Speaking of segment registers, Intel's x86 could have been a bit more workable -- if still clunky, but BP and SP are stuck in the same segment unless you use segment override. And you really don't want to do that because it's dangerous and gets in the way -- BP designed as frame base pointer instead of parameter stack pointer is definitely one of the things we would be fighting against on x86. There are workarounds, such as ignoring that the two stacks are in the same segment. (The Extra Segment doesn't work for this, the last time I tried it. That is, you really don't want to be losing access to the parameter stack every time you want to move strings.) I think I'll let someone else play with that. At least, I'm not interested in doing so again right now. I've seen what happens when that siren song takes its toll.Existing CPUs that implement the primitives of Forth-like languages or LISP kernels don't quite do the job either.
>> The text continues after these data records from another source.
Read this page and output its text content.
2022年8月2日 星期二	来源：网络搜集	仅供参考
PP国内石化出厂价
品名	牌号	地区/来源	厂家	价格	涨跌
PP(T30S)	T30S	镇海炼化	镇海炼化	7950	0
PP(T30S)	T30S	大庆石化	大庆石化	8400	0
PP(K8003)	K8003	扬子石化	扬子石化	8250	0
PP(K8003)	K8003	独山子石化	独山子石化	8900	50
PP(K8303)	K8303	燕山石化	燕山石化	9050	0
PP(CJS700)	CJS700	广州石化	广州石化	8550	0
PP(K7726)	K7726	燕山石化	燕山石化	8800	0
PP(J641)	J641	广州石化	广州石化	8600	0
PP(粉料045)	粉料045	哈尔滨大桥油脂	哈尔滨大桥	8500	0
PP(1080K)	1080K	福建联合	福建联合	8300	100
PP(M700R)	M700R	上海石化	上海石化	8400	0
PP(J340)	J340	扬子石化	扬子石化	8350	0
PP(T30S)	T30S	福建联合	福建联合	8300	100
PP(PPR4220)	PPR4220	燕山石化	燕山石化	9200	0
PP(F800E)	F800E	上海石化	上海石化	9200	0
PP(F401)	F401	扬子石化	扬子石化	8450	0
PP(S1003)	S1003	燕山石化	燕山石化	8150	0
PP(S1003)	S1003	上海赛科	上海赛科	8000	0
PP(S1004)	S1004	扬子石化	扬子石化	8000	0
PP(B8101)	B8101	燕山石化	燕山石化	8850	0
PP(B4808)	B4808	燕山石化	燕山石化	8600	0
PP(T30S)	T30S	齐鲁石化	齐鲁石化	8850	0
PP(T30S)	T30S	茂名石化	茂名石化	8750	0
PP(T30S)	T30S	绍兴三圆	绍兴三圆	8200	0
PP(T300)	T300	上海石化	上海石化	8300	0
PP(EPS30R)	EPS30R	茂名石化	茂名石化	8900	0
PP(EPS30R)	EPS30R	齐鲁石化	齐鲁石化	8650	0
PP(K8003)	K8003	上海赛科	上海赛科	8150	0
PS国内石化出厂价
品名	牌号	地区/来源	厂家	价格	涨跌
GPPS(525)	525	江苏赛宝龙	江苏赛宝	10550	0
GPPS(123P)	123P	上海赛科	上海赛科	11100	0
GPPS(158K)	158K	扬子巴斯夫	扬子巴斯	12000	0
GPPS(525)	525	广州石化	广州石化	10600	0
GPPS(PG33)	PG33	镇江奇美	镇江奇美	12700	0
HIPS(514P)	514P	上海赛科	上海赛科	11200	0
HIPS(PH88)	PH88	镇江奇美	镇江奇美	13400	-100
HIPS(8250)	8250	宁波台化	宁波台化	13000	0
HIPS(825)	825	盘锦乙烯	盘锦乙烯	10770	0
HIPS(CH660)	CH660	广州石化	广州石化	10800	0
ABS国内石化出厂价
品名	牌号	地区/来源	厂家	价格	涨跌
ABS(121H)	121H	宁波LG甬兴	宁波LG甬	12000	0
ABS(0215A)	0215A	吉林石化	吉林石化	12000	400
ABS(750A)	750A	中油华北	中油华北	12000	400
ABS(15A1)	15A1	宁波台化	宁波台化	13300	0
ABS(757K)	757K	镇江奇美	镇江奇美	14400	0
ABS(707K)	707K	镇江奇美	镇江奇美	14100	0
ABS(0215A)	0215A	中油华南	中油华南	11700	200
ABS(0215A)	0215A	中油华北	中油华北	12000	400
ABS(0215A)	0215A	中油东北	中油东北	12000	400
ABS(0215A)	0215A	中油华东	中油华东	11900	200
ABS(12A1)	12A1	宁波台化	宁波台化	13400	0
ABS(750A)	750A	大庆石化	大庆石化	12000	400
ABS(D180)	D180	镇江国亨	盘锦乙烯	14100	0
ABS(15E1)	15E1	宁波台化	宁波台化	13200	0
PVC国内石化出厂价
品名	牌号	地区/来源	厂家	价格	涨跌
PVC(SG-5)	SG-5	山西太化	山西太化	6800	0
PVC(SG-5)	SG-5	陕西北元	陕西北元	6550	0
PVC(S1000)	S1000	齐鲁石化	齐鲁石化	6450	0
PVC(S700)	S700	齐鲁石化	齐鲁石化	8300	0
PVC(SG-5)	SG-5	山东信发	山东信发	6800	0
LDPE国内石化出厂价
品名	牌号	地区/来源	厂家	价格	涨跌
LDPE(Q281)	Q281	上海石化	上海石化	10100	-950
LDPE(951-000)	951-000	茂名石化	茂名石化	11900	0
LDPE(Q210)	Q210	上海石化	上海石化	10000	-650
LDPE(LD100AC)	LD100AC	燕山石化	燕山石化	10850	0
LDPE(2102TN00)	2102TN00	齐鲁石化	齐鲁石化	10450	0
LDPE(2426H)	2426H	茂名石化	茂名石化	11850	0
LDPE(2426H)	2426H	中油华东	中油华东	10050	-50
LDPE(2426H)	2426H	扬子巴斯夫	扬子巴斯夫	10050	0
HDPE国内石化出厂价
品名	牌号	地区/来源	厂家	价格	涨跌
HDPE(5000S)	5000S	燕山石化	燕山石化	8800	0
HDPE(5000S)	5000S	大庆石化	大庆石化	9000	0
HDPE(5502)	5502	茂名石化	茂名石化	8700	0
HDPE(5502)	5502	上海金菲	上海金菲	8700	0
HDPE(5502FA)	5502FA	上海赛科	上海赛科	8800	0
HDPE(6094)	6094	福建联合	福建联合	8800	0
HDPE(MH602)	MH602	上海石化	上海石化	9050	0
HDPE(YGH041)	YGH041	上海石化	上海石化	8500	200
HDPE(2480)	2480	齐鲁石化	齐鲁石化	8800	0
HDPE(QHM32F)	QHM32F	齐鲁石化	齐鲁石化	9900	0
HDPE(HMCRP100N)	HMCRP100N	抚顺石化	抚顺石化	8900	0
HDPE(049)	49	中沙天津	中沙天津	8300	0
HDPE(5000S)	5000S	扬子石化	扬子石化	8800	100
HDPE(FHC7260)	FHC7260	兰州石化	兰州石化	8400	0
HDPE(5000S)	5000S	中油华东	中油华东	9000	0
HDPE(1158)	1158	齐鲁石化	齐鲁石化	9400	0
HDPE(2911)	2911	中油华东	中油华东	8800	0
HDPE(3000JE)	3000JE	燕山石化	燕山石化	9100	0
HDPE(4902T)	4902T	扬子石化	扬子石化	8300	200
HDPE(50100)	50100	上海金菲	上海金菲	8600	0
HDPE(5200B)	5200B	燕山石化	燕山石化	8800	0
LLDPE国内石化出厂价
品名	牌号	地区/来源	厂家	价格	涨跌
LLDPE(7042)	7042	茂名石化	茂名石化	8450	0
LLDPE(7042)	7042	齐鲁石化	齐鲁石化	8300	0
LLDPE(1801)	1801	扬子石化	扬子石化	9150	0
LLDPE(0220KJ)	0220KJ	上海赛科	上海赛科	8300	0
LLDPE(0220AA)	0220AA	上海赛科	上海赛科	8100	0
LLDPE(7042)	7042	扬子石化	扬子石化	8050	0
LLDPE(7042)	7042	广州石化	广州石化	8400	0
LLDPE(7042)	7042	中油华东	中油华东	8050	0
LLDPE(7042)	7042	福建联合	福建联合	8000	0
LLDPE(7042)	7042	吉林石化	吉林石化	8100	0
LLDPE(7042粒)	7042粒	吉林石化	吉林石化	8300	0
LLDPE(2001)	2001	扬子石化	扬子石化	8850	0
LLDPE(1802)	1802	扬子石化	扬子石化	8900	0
At least, I have never found one such that included support for such things as virtualizing address spaces.
Real processors are all designed to work within the existing meta-infrastructure.
Motorola's 6800 and 6801 actually get closer than you might expect (ignoring the lack of direct-page opcodes for the unary operators), if you define the use of a few
direct page variables as virtual registers -- software parameter stack
pointer and such -- and define support routines for the virtual registers. They would be even closer if Motorola hadn't taken a false optimization in the design and left out unary op-codes for the read-modify-write group of operators. (Hindsight is twenty/twenty, particularly from the passenger seat.)
RISC processors can be similarly supported, but need macros instead of routines for missing operators because of the cost of branches in deeply pipelined architectures. Modified RISC, like ARM and PowerPC, support building the new infrastructure rather well, but will still need macros for certain common operations.
Of course, that's also true of any processor that doesn't include the necessary registers and operations as part of the native CPU architecture, but it consumes cycles and memory resources. And there is always that siren song of false optimizations that lures you away, into the existing meta-infrastructure.
I keep hearing from people rediscovering "stackless". That's one of those false optimizations. Why it's a false optimization takes a lot of explanation, though. I expect I'll at least partly cover that -- implicitly -- in the process here.
As we go, I'll demonstrate the necessary virtual registers and support routines for the 6800 and 6801. Once we see what we can do with them and what walls we run into without, we can talk about why and how to apply it other CPUs.
But tutorials need to start simply. Explaining why one needs a parameter stack
while you are teaching how to build a software stack while you are explaining
what LDAA 0,X means gets kind of unwieldy.
And if you are looking for a primer, all this talk of esoteric problems isn't getting you started writing assembly language programs.
Anyway, be warned:
If you proceed with this series, I'm going to teach you things that will make you dissatisfied with the tools you have available, and I don't have the means of creating the missing tools by myself. I hardly have the time to write the tutorial chapters.
So, what does the example I just gave of the 6800/6801 indexed mode load accumulator A
LDAA 0,X
mean? And the 6809 equivalent,
LDA ,X
And the 68000 near-equivalent,
MOVE.B (A0),D0
and the difference between that and, say,
MOVE.L (A0),D0
on the 68000?
Ick. Jumping in too deep already, perhaps. Definitely needs context and underlying concepts.
Maybe start with accumulators and data registers.